Meine ganzheitliche Herangehensweise

Wird mir als Tierheilpraktikerin ein Pferd mit diagnostizierten Sommerekzem vorgestellt, umfasst meine ganzheitliche Behandlung folgende Punkte:

  • Stoffwechselcheck von Leber und Niere mittels Bioresonanzgerät
  • Individuelle Ernährungsberatung für Ihr Pferd inkl. Supplemente
  • Blutegeltherapie in enger Absprache mit Ihrem Tierarzt
  • Empfehlen von natürlichen, wirkungsvollen Pflegeprodukten

Hinweis: Diese Therapie biete ich hauptsächlich von Dezember bis März an, sprich in der ekzemfreien Zeit.

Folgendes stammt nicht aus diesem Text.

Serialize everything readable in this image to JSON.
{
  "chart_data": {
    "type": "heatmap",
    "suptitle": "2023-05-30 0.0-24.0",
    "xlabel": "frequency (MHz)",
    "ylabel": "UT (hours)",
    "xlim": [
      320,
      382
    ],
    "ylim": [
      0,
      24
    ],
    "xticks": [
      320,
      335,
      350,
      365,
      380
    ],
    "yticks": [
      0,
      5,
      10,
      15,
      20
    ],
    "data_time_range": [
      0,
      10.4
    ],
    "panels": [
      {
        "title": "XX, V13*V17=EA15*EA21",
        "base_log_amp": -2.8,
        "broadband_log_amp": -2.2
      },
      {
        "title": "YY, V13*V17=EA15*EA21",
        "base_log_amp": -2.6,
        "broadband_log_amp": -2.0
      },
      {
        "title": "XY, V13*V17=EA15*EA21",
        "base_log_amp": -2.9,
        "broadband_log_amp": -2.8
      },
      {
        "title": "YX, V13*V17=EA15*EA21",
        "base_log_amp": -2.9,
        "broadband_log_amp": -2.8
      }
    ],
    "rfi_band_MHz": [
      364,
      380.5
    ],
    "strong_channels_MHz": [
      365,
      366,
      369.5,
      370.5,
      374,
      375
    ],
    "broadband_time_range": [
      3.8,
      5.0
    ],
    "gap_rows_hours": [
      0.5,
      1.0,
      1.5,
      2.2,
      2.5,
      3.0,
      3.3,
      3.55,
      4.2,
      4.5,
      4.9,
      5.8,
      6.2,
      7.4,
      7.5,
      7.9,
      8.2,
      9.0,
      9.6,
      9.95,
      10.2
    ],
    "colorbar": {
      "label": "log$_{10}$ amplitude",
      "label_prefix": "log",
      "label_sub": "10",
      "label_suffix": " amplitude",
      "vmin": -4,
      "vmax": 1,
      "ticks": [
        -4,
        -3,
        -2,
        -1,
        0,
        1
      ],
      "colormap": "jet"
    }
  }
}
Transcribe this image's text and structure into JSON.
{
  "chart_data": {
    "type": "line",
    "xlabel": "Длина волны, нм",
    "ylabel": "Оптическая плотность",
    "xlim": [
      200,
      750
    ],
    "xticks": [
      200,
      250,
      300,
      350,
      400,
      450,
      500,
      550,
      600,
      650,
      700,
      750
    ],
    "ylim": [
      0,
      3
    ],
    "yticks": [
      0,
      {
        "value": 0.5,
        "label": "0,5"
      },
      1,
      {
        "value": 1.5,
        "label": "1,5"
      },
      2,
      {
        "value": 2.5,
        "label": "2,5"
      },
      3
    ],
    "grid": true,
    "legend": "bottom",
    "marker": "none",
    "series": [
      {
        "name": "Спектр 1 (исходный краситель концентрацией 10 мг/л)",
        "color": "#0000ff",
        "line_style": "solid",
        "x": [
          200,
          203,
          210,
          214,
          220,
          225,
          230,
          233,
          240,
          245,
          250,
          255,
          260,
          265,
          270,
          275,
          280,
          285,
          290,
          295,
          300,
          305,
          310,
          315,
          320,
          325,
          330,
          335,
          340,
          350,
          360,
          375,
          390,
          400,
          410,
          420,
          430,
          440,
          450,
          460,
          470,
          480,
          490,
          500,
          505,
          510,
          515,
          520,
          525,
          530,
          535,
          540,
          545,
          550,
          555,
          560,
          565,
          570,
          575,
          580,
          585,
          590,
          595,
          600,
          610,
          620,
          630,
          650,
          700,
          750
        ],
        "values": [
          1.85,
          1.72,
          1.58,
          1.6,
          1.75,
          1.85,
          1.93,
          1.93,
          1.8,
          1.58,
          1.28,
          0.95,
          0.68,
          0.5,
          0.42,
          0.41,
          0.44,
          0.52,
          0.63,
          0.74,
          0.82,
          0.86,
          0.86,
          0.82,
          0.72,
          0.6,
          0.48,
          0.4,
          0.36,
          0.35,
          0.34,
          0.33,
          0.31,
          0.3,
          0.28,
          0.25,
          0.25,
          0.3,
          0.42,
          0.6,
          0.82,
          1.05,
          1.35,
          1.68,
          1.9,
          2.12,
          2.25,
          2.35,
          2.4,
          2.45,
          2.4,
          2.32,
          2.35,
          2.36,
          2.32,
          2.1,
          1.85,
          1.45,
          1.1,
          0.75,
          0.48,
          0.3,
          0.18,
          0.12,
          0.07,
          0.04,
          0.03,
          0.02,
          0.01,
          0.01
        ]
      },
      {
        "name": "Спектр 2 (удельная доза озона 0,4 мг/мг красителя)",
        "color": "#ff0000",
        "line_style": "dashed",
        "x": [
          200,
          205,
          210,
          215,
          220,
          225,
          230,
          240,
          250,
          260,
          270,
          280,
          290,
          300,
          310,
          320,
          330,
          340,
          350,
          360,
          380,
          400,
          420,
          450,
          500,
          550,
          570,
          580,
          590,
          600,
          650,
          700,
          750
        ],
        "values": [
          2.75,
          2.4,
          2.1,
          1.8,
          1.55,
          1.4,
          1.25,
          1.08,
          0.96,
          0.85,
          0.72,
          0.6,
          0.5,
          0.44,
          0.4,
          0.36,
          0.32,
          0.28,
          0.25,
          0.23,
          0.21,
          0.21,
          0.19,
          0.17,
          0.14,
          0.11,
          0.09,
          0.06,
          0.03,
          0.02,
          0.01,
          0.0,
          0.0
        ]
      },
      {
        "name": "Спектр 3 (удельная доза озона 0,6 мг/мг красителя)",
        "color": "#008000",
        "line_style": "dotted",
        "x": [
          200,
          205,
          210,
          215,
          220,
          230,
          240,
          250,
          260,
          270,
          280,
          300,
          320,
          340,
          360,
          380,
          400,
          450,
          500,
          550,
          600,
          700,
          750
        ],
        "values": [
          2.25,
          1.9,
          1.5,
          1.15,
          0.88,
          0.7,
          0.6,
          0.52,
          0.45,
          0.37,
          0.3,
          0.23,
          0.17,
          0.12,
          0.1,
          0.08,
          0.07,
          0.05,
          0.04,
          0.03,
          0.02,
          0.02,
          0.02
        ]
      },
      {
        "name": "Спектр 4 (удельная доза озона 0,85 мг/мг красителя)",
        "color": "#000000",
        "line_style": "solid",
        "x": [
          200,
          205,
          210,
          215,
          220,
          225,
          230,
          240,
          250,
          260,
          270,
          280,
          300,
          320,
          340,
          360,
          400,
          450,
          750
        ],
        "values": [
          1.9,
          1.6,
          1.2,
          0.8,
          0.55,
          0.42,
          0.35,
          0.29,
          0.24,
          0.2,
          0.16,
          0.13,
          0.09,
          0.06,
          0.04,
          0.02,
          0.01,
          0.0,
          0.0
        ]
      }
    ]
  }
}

Gemäß § 3 Deutsches Heilmittelwerberecht weise ich darauf hin, dass es sich bei den hier vorgestellten Methoden, sowohl therapeutischer als auch diagnostischer Art, um Verfahren der alternativen Medizin handelt, die wissenschaftlich umstritten und schulmedizinisch nicht anerkannt sind.